ご自宅介護ということは、お薬の処方を受けたり、通院したりしているのかしら?
ご家族で協力しあっての介護、たいへんですね。介護する側も高齢であるのに、母方の兄弟のみなさんはよく頑張ってらっしゃいますね。

患者本人がわからなくなったとしても、住み慣れた我が家にいるのが一番なことにはかわりないとは思うのだけれど、例えば、徘徊に加えて暴力があったりすると、高齢の配偶者や、児童や病人のいるご家庭などでは介護をするのが非常に難しくなってくる面もあり、また、交代での介護は身内で相談したり愚痴を言ったりできるけれど、ご夫婦2人きりでどちらかが認知症という環境の場合は、介護する側の精神負荷が限界を超えてかかってしまうと私は想像するのだけど、それこそ「家族なんだ」って思えるまで耐えきれるかどうかもギリギリの状況におかれている人が大半な現状なのではないかな・・・と私は推測しています。

また、自宅介護には介護施設にはない良さがあり、介護施設には自宅介護にない良さがあると個人的には思うの(思いたいっていうのが正直なところ)だけど、例えば、自宅介護の場合は、気心知れた親族に住み慣れた家で介護してもらえるという面があり、逆に介護施設では自宅介護では難しい他者との交流の場という面があり、だから、どちらがいいとか悪いとかではなく、それぞれの選択肢の中で、患者本人と自分と両方の状況をかんがみて、ベストな方法は何かなって考えることが重要で、その選択肢すらも持てない状況が問題なのだと、個人的には思ってます。

また、他人の面倒を見る介護士さんには頭が下がるけれど、逆に身内より他人のほうがいいケースもあるとは思うので、そこらへんは介護士もその道のプロですから、むしろ、遠慮なく頼ってよい存在だと個人的には思います。
施設でお世話してもらうだけでなく、訪問の介護士さんに素人では難しい専門分野をお願いするなど、むしろ、他者が関わることは、閉鎖的になりがちな自宅介護に風をとおす良い機会だとも思います。しかしながら、専門医がいないように、介護のプロである介護士もまた不足している現状なわけで・・・・・。

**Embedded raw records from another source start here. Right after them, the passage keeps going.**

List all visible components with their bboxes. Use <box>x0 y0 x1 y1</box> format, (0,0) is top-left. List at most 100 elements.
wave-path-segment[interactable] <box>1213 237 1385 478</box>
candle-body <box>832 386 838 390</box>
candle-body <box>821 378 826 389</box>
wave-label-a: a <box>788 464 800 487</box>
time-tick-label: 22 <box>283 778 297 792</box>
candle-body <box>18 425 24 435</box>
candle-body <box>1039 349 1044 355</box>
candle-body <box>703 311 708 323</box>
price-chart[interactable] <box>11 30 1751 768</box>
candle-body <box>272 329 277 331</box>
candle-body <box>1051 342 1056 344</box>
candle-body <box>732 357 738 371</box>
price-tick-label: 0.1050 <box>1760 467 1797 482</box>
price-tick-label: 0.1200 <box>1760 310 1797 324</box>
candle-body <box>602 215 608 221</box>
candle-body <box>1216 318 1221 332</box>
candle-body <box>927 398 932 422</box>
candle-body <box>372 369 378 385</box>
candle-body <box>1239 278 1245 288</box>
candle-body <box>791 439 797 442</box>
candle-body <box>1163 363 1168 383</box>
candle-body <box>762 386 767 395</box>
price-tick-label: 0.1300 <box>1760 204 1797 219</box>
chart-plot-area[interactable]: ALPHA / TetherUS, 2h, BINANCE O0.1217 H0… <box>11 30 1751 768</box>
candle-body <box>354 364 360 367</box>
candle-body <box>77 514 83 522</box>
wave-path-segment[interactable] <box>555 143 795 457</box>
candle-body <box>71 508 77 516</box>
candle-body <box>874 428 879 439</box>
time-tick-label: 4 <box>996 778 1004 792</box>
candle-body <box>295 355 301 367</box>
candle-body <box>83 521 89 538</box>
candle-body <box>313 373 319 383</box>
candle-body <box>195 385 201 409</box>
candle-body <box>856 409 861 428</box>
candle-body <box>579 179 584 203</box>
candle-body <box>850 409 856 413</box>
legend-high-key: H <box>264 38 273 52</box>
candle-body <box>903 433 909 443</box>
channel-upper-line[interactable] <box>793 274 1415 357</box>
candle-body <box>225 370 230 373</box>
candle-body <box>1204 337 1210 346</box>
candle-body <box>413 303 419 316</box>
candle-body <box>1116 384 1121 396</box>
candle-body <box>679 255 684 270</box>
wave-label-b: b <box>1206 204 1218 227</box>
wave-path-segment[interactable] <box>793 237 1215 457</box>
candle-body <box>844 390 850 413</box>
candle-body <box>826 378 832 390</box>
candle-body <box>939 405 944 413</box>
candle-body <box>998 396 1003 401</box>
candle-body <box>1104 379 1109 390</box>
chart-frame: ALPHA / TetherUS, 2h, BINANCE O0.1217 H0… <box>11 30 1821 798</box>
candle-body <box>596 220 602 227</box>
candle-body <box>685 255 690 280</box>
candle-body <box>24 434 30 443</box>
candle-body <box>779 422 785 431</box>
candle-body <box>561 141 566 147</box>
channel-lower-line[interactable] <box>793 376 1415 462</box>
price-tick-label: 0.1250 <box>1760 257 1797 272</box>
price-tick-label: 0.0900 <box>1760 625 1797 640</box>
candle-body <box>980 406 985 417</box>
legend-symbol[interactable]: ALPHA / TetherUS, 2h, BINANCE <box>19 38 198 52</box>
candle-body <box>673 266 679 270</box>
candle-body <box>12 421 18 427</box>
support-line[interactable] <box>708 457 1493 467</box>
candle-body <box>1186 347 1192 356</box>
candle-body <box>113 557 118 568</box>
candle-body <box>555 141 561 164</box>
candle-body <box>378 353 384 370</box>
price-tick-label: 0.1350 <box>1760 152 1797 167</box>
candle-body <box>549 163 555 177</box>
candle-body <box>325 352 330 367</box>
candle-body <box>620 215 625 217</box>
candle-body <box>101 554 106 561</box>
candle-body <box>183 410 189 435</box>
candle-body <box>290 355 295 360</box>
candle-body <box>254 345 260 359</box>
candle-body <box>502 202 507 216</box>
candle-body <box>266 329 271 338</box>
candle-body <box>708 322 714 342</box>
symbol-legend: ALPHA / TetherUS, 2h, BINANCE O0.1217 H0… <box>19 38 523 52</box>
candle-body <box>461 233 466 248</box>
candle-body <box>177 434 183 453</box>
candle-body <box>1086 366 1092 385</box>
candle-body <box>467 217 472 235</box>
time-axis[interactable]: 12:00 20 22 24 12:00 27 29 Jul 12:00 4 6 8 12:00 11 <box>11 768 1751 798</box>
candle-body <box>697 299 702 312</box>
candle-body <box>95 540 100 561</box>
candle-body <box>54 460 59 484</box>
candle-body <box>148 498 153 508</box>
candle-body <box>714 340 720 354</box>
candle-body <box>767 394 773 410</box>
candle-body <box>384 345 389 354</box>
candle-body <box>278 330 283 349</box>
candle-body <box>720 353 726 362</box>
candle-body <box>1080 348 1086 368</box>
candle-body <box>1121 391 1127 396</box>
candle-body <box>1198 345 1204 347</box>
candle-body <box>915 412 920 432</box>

今回たまたま番組を見て、ここに感想をUPし、コメントをいただき、認知症のサイトをいくつか見て強く思うことは、患者を抱える家族がこの狭い日本の世の中で「陸の孤島」になってしまうことだけはどうにかならないものかということでした。

私が国に望むのは、とにかく「人として痛みを感じてほしい」――ひたすらそれだけで、すべてはそこから。
このブログでも”異例の判決”(http://minorin.blog2.fc2.com/blog-entry-581.html)というタイトルで認知症の母親を殺害した息子の裁判について書きましたが、この事件を関係者だけの痛みではなく、国民のためにあるものとして同じ痛みを感じられるよう、常に努力をし続けてほしいということです。
明日食べるものさえない母親と息子の間に交わされた「死んでくれ」「いいよ」というこの世の最後の親子の会話の惨さを。
そして、今、この瞬間も同じ状況で苦しむ人々がこの国にたくさんいるということから目をそらさないでほしいと切に願うばかりです。